On 15 July, dozens of protesters from ten Pro-Beijing groups including the Democratic Alliance for the Betterment and Progress of Hong Kong (DAB) held a demonstration in support of the police and condemned the protesters for violently attacking the police.

On 17 July 70 members from the DAB and Politihk Social Strategic including lawmakers Ann Chiang, Elizabeth Quat, Wilson Or and Junius Ho Kwan-yiu held demonstrations outside the Wan Chai Police Station to express their support for the police, urge them to rethink their operations when dealing with ongoing protests and called the government to ban protests until September.

On 18 July, around 30 supporters from the Pro-Beijing organisation of The Friends of Hong Kong Association held a demonstration outside the Wan Chai police's headquarters to show their support.
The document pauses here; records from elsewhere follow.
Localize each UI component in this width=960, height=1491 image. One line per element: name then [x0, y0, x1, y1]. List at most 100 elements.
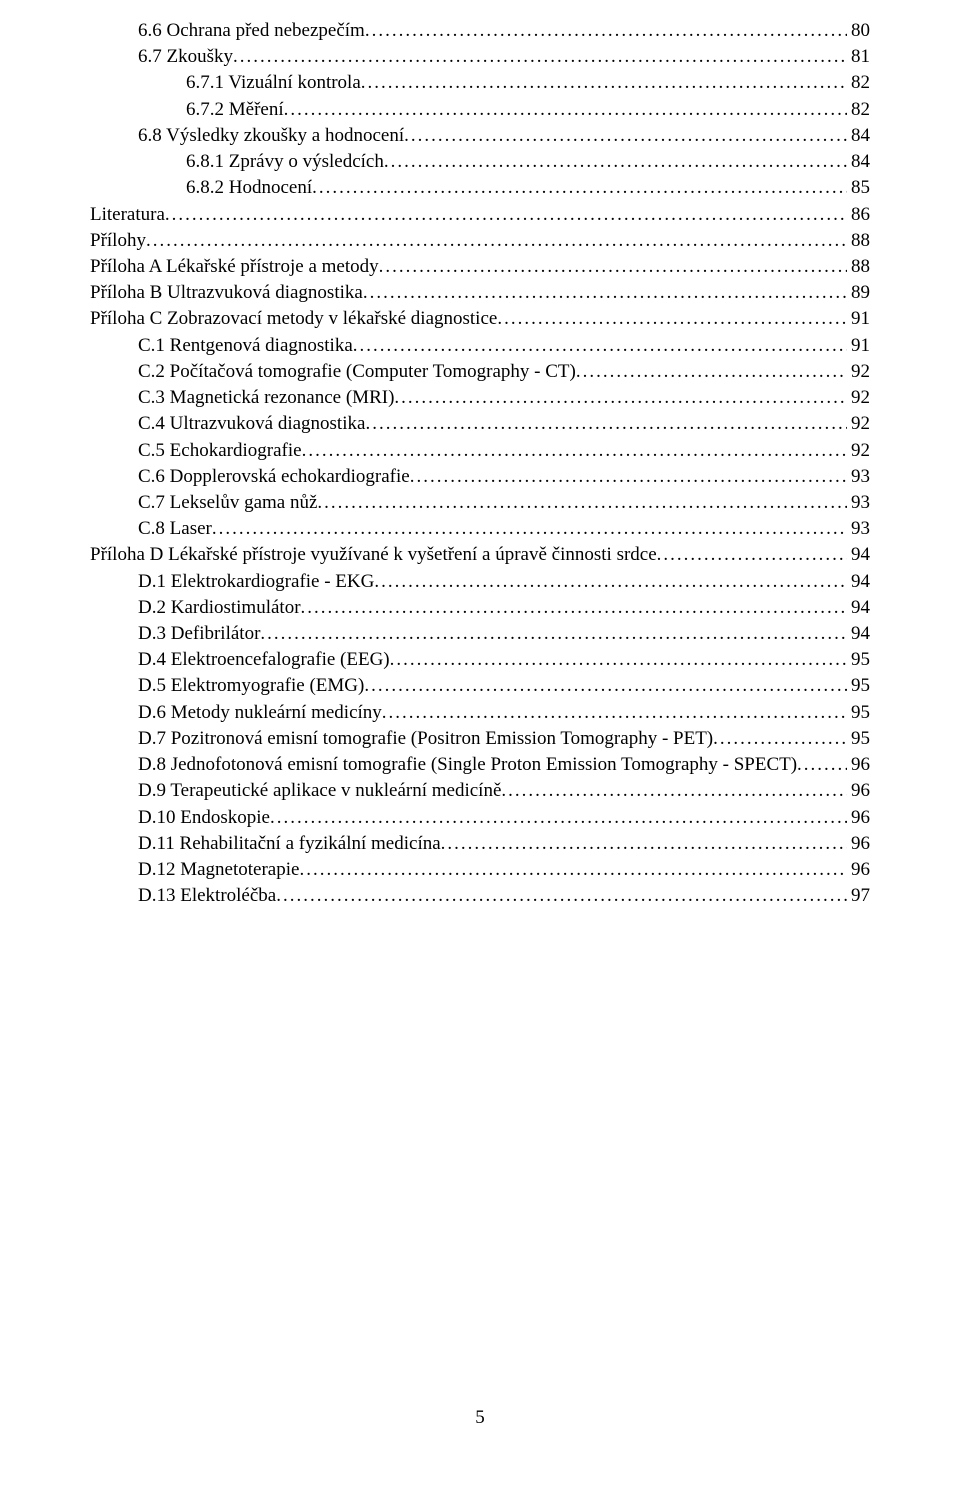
toc-entry-label: Příloha B Ultrazvuková diagnostika: [90, 280, 363, 306]
toc-leader-dots: [270, 805, 847, 831]
toc-leader-dots: [382, 700, 847, 726]
toc-entry-page: 92: [847, 438, 870, 464]
toc-entry-page: 94: [847, 542, 870, 568]
toc-entry-page: 88: [847, 228, 870, 254]
toc-entry-label: D.1 Elektrokardiografie - EKG: [138, 569, 374, 595]
toc-entry: 6.7.2 Měření82: [90, 97, 870, 123]
toc-entry-page: 86: [847, 202, 870, 228]
toc-entry: C.6 Dopplerovská echokardiografie 93: [90, 464, 870, 490]
toc-leader-dots: [576, 359, 847, 385]
toc-entry-label: D.3 Defibrilátor: [138, 621, 260, 647]
toc-entry: Literatura 86: [90, 202, 870, 228]
toc-entry-label: 6.8.1 Zprávy o výsledcích: [186, 149, 384, 175]
document-page: 6.6 Ochrana před nebezpečím806.7 Zkoušky…: [0, 0, 960, 1491]
toc-leader-dots: [364, 673, 847, 699]
toc-entry-page: 92: [847, 359, 870, 385]
toc-entry-label: D.5 Elektromyografie (EMG): [138, 673, 364, 699]
toc-entry-label: 6.8 Výsledky zkoušky a hodnocení: [138, 123, 404, 149]
toc-entry-page: 91: [847, 333, 870, 359]
toc-entry-page: 95: [847, 726, 870, 752]
toc-entry-page: 84: [847, 123, 870, 149]
toc-entry-page: 85: [847, 175, 870, 201]
toc-entry-label: 6.7.1 Vizuální kontrola: [186, 70, 361, 96]
toc-leader-dots: [657, 542, 847, 568]
toc-entry: C.1 Rentgenová diagnostika91: [90, 333, 870, 359]
toc-entry-label: D.7 Pozitronová emisní tomografie (Posit…: [138, 726, 713, 752]
toc-entry: Příloha A Lékařské přístroje a metody88: [90, 254, 870, 280]
toc-entry-page: 95: [847, 647, 870, 673]
toc-entry: D.8 Jednofotonová emisní tomografie (Sin…: [90, 752, 870, 778]
toc-entry-page: 93: [847, 490, 870, 516]
toc-entry-label: Příloha D Lékařské přístroje využívané k…: [90, 542, 657, 568]
toc-leader-dots: [384, 149, 847, 175]
toc-entry-label: Příloha A Lékařské přístroje a metody: [90, 254, 379, 280]
toc-entry-page: 95: [847, 700, 870, 726]
toc-entry-page: 94: [847, 569, 870, 595]
toc-leader-dots: [233, 44, 847, 70]
toc-entry-label: D.10 Endoskopie: [138, 805, 270, 831]
toc-entry: D.10 Endoskopie96: [90, 805, 870, 831]
toc-leader-dots: [410, 464, 847, 490]
toc-leader-dots: [317, 490, 847, 516]
toc-entry-label: Příloha C Zobrazovací metody v lékařské …: [90, 306, 497, 332]
toc-entry-label: 6.6 Ochrana před nebezpečím: [138, 18, 365, 44]
toc-leader-dots: [365, 18, 847, 44]
toc-leader-dots: [276, 883, 847, 909]
toc-entry-label: C.2 Počítačová tomografie (Computer Tomo…: [138, 359, 576, 385]
toc-entry-label: 6.7 Zkoušky: [138, 44, 233, 70]
toc-leader-dots: [165, 202, 847, 228]
toc-leader-dots: [299, 857, 847, 883]
toc-entry-label: 6.7.2 Měření: [186, 97, 284, 123]
toc-entry-page: 96: [847, 831, 870, 857]
toc-entry: Přílohy 88: [90, 228, 870, 254]
toc-entry-label: C.7 Lekselův gama nůž: [138, 490, 317, 516]
toc-entry-label: D.4 Elektroencefalografie (EEG): [138, 647, 390, 673]
toc-entry: D.6 Metody nukleární medicíny 95: [90, 700, 870, 726]
toc-entry: 6.8.2 Hodnocení85: [90, 175, 870, 201]
toc-entry-page: 96: [847, 778, 870, 804]
toc-leader-dots: [390, 647, 847, 673]
toc-leader-dots: [797, 752, 847, 778]
toc-leader-dots: [497, 306, 847, 332]
toc-entry: C.4 Ultrazvuková diagnostika 92: [90, 411, 870, 437]
toc-leader-dots: [441, 831, 847, 857]
toc-entry: D.7 Pozitronová emisní tomografie (Posit…: [90, 726, 870, 752]
toc-entry-page: 92: [847, 411, 870, 437]
toc-leader-dots: [394, 385, 847, 411]
toc-leader-dots: [361, 70, 847, 96]
toc-entry: D.3 Defibrilátor 94: [90, 621, 870, 647]
toc-entry-label: C.8 Laser: [138, 516, 212, 542]
toc-entry: D.13 Elektroléčba 97: [90, 883, 870, 909]
toc-entry: 6.7 Zkoušky 81: [90, 44, 870, 70]
toc-entry-page: 81: [847, 44, 870, 70]
toc-entry-label: D.11 Rehabilitační a fyzikální medicína: [138, 831, 441, 857]
toc-entry-page: 93: [847, 464, 870, 490]
toc-entry-page: 97: [847, 883, 870, 909]
toc-entry-label: D.6 Metody nukleární medicíny: [138, 700, 382, 726]
toc-entry-label: D.13 Elektroléčba: [138, 883, 276, 909]
toc-entry-page: 93: [847, 516, 870, 542]
toc-entry-label: D.12 Magnetoterapie: [138, 857, 299, 883]
toc-entry: C.3 Magnetická rezonance (MRI)92: [90, 385, 870, 411]
toc-entry: Příloha D Lékařské přístroje využívané k…: [90, 542, 870, 568]
toc-entry-page: 82: [847, 70, 870, 96]
toc-entry-page: 91: [847, 306, 870, 332]
toc-entry-page: 95: [847, 673, 870, 699]
toc-entry-label: C.4 Ultrazvuková diagnostika: [138, 411, 365, 437]
toc-entry-label: D.9 Terapeutické aplikace v nukleární me…: [138, 778, 501, 804]
toc-leader-dots: [404, 123, 847, 149]
toc-leader-dots: [365, 411, 847, 437]
toc-entry-page: 94: [847, 621, 870, 647]
toc-entry-label: C.6 Dopplerovská echokardiografie: [138, 464, 410, 490]
toc-leader-dots: [353, 333, 847, 359]
toc-entry: C.5 Echokardiografie 92: [90, 438, 870, 464]
toc-entry: C.7 Lekselův gama nůž 93: [90, 490, 870, 516]
toc-entry-page: 84: [847, 149, 870, 175]
toc-leader-dots: [302, 438, 847, 464]
toc-entry: C.8 Laser 93: [90, 516, 870, 542]
toc-entry: Příloha B Ultrazvuková diagnostika89: [90, 280, 870, 306]
toc-leader-dots: [284, 97, 847, 123]
toc-entry-label: C.5 Echokardiografie: [138, 438, 302, 464]
toc-leader-dots: [363, 280, 847, 306]
toc-leader-dots: [260, 621, 847, 647]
They also donated 10 million Hong Kong dollars to the police welfare fund.

On 19 July 20 members from the pro-Beijing group, the Justice Alliance led by Leticia Lee held a demonstration out the Police Headquarters, where they delivered 10,000 juice boxes to the police and called on officers to "show no mercy" to protesters.

On 20 July, a demonstration organised by pro-Beijing coalition Safeguard Hong Kong Alliance occurred at Tamar Park to show solidarity for the police and support for the extradition bill. The organisers claimed that 316,000 attended, while police cited 103,000. Chan Pak-cheung, Maria Cordero, Elsie Leung and Maria Tam, former police chief Tang King-shing, and pro-Beijing legislators Regina Ip and Starry Lee attended and took turns giving speeches on the stage.